The Supreme Court issued a ruling today that is a clear red alert about the potential for a later ruling that could overturn Roe v. Wade. From Slate.com:
On Monday, in a 5–4 ruling, the Supreme Court overturned a 40-year-old precedent for the simple reason that five conservative justices didn’t like it. The decision itself is unfortunate, allowing states to duck lawsuits filed against them in other states’ courts at the expense of wronged plaintiffs. But the most significant aspect of the ruling may be its cavalier treatment of precedent, which—as the dissenting justices noted in a not-so-veiled warning—signals how the majority seems to be laying the groundwork for the reversal of Roe v. Wade…

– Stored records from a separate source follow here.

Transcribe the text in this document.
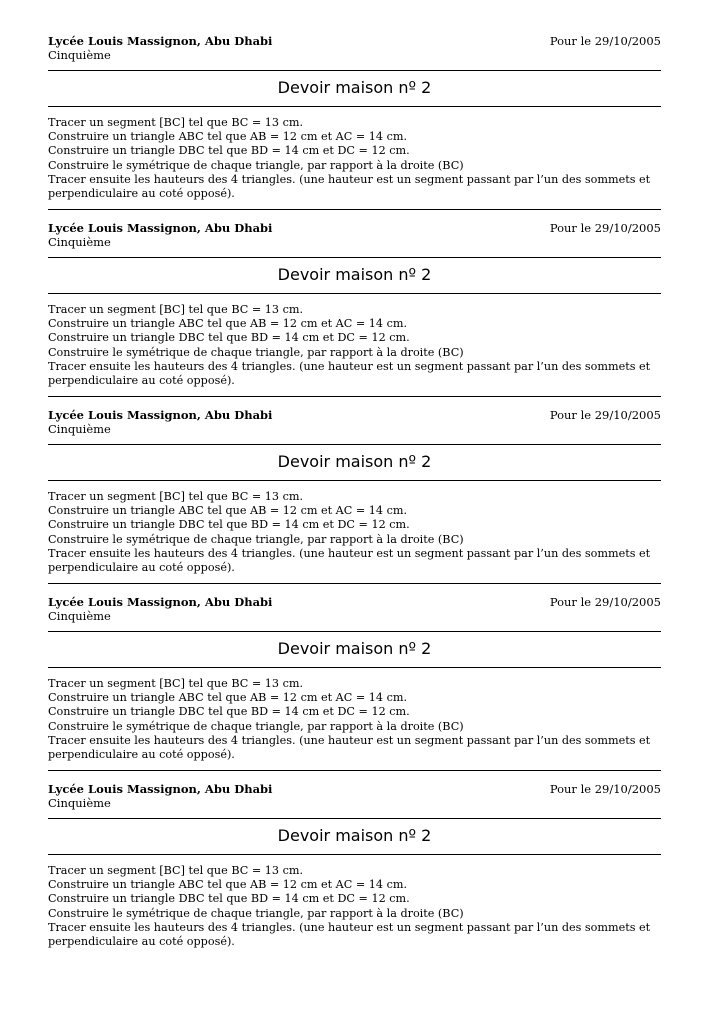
Lycée Louis Massignon, Abu Dhabi
Cinquième
Pour le 29/10/2005
Devoir maison nº 2
Tracer un segment [BC] tel que BC = 13 cm.
Construire un triangle ABC tel que AB = 12 cm et AC = 14 cm.
Construire un triangle DBC tel que BD = 14 cm et DC = 12 cm.
Construire le symétrique de chaque triangle, par rapport à la droite (BC)
Tracer ensuite les hauteurs des 4 triangles. (une hauteur est un segment passant par l’un des sommets et perpendiculaire au coté opposé).
Lycée Louis Massignon, Abu Dhabi
Cinquième
Pour le 29/10/2005
Devoir maison nº 2
Tracer un segment [BC] tel que BC = 13 cm.
Construire un triangle ABC tel que AB = 12 cm et AC = 14 cm.
Construire un triangle DBC tel que BD = 14 cm et DC = 12 cm.
Construire le symétrique de chaque triangle, par rapport à la droite (BC)
Tracer ensuite les hauteurs des 4 triangles. (une hauteur est un segment passant par l’un des sommets et perpendiculaire au coté opposé).
Lycée Louis Massignon, Abu Dhabi
Cinquième
Pour le 29/10/2005
Devoir maison nº 2
Tracer un segment [BC] tel que BC = 13 cm.
Construire un triangle ABC tel que AB = 12 cm et AC = 14 cm.
Construire un triangle DBC tel que BD = 14 cm et DC = 12 cm.
Construire le symétrique de chaque triangle, par rapport à la droite (BC)
Tracer ensuite les hauteurs des 4 triangles. (une hauteur est un segment passant par l’un des sommets et perpendiculaire au coté opposé).
Lycée Louis Massignon, Abu Dhabi
Cinquième
Pour le 29/10/2005
Devoir maison nº 2
Tracer un segment [BC] tel que BC = 13 cm.
Construire un triangle ABC tel que AB = 12 cm et AC = 14 cm.
Construire un triangle DBC tel que BD = 14 cm et DC = 12 cm.
Construire le symétrique de chaque triangle, par rapport à la droite (BC)
Tracer ensuite les hauteurs des 4 triangles. (une hauteur est un segment passant par l’un des sommets et perpendiculaire au coté opposé).
Lycée Louis Massignon, Abu Dhabi
Cinquième
Pour le 29/10/2005
Devoir maison nº 2
Tracer un segment [BC] tel que BC = 13 cm.
Construire un triangle ABC tel que AB = 12 cm et AC = 14 cm.
Construire un triangle DBC tel que BD = 14 cm et DC = 12 cm.
Construire le symétrique de chaque triangle, par rapport à la droite (BC)
Tracer ensuite les hauteurs des 4 triangles. (une hauteur est un segment passant par l’un des sommets et perpendiculaire au coté opposé).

…Throwing 40 years of precedent out the window, [Justice Clarence] Thomas wrote that states have sovereign immunity from private lawsuits brought in courts of other states. Nevada courts thus have no authority to try the California board, a state agency, or impose penalties for its abuses. Hyatt is out of luck.
Thomas’ opinion is remarkable for two reasons. First, it fails to identify a specific provision in the Constitution to support this sweeping new grant of sovereign immunity. That’s because there is none. This new rule may please supporters of states’ rights—but as Justice Sonia Sotomayor noted at oral arguments, the Framers “didn’t put it in the Constitution.”
As the Washington Post reports, Supreme Court Justice Stephen G. Breyer is pretty direct about his concerns about how this decision could affect other pending cases:
It is “dangerous to overrule a decision only because five members of a later court come to agree with earlier dissenters on a difficult legal question,” Breyer wrote, adding: “Today’s decision can only cause one to wonder which cases the court will overrule next.” [Pols emphasis]
As Mark Joseph Stern notes for Slate.com, now-Justice Mark Kavanaugh touted the importance of legal precedent during his confirmation hearings last year; on Monday, Kavanaugh demonstrated that his beliefs about “precedence” were little more than words.